Origin & lineage
Sexual Grounding Therapy® was developed by Dutch clinical psychologist Willem Poppeliers in the early 1990s. It draws on three lineages: the developmental insight of Freud, the somatic and characterological work of Wilhelm Reich, and the lifespan vision of Jungian developmental psychology.
Refined across three decades of clinical practice and trainings in twelve countries, the method has been documented in peer-reviewed contexts and is the subject of a 2021 Routledge volume by Geoff Lamb.
The clinical frame
SGT is practiced in a closed group of around twelve participants, led by two certified trainers — typically one woman and one man. The group is the therapeutic instrument: it provides a stable, witnessed field in which earlier developmental experiences can be recognised, named, and re-grounded in the body.
Every session operates within an explicit consent framework, a published code of ethics, and a continuous supervision structure. Participants choose, at every moment, the level of engagement that is right for them.
The developmental stages
The method follows eight stages from earliest infancy to the end of life. Each stage carries a specific developmental task — when met, it grounds the next; when interrupted, it leaves a felt incompleteness that often surfaces decades later in adult intimacy.
Infant
0–18 months
Trust, holding, primary bond
Child
2–6 years
Exploration, gendered identity, family triangle
Adolescent
12–18 years
Sexual awakening, peer belonging, separation
Young adult
18–30 years
Choosing a partner, claiming desire
Adult
30–50 years
Intimacy, parenting, mature commitment
Ripening
50–65 years
Reassessment, transmission, depth
Ageing
65–80 years
Acceptance, slowing, continued tenderness
Leaving
80+ years
Letting go, completion, legacy
Who it is for
SGT addresses adults — partnered or not — who experience an unresolved difficulty in their sexual or relational life: blocked desire, recurring relational patterns, difficulty receiving, dissociation from the body, or a sense that some essential developmental experience never quite happened.

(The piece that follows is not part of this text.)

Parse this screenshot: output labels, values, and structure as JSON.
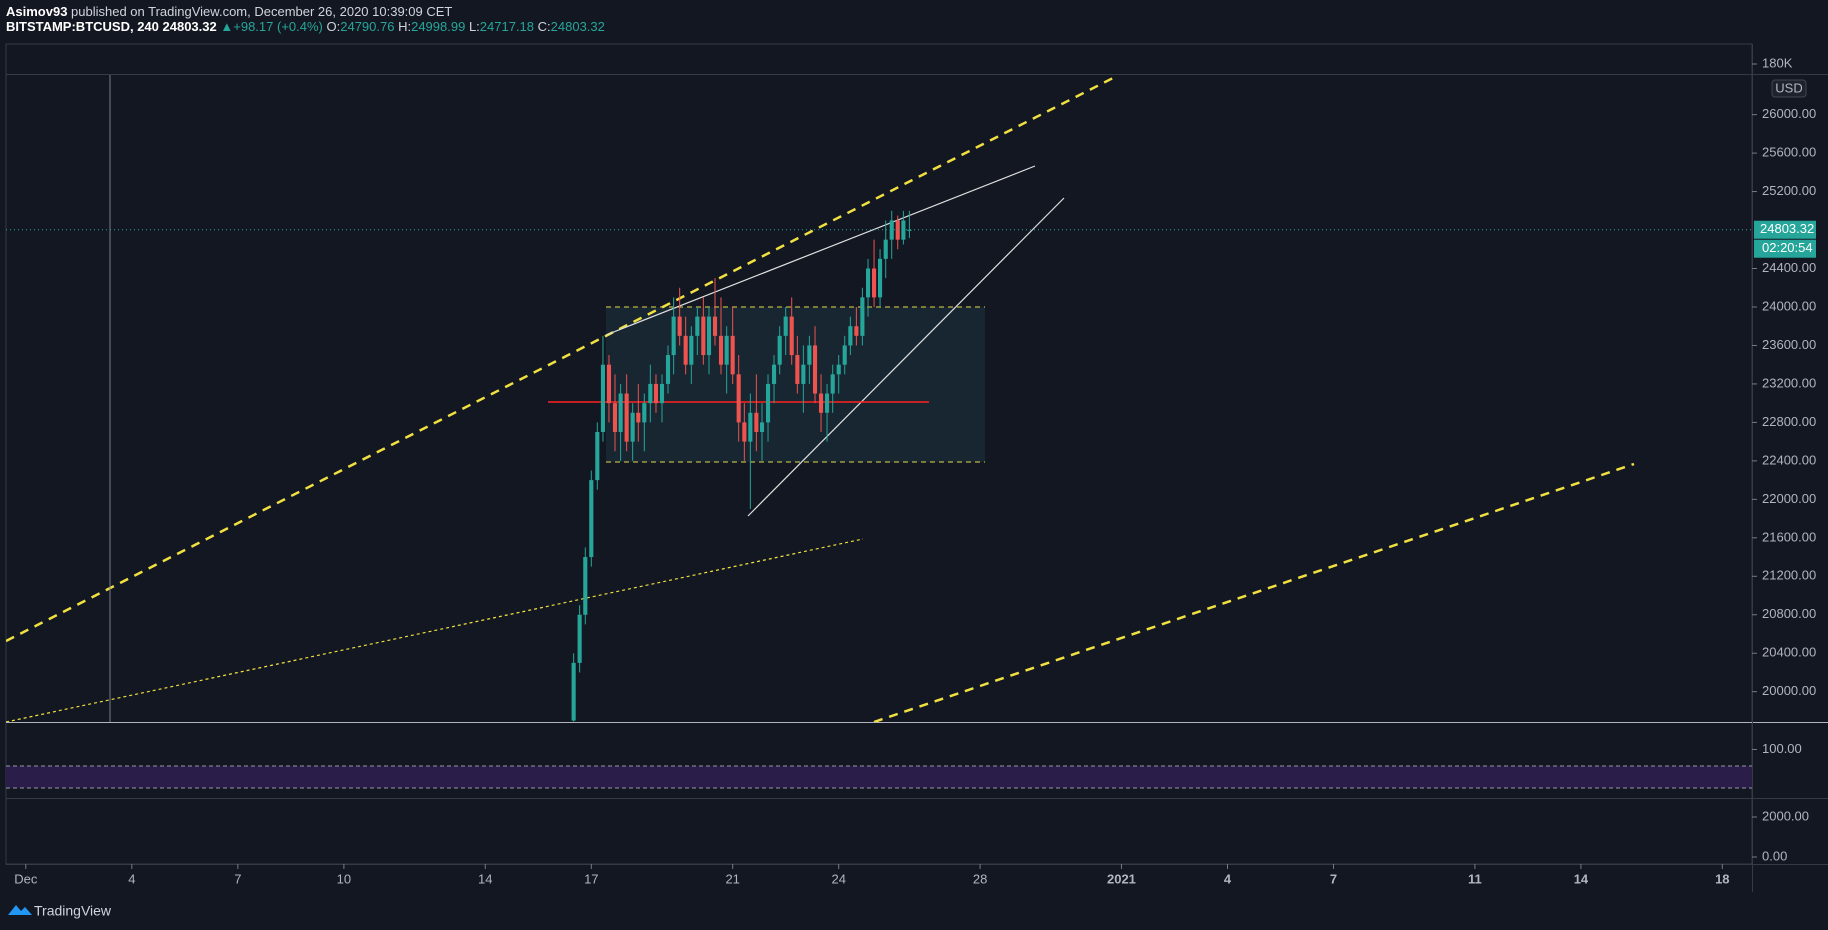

It is also a professional training path for psychotherapists, psychologists, body workers and sexologists who wish to integrate a developmental, embodied approach to sexuality in their clinical practice.
Evidence & training
The full certification path spans four years of training and supervised practice. Practitioners are listed in our public directory only after meeting these requirements and signing the FSGT code of ethics. Continued certification requires ongoing supervision and refresher work with senior trainers.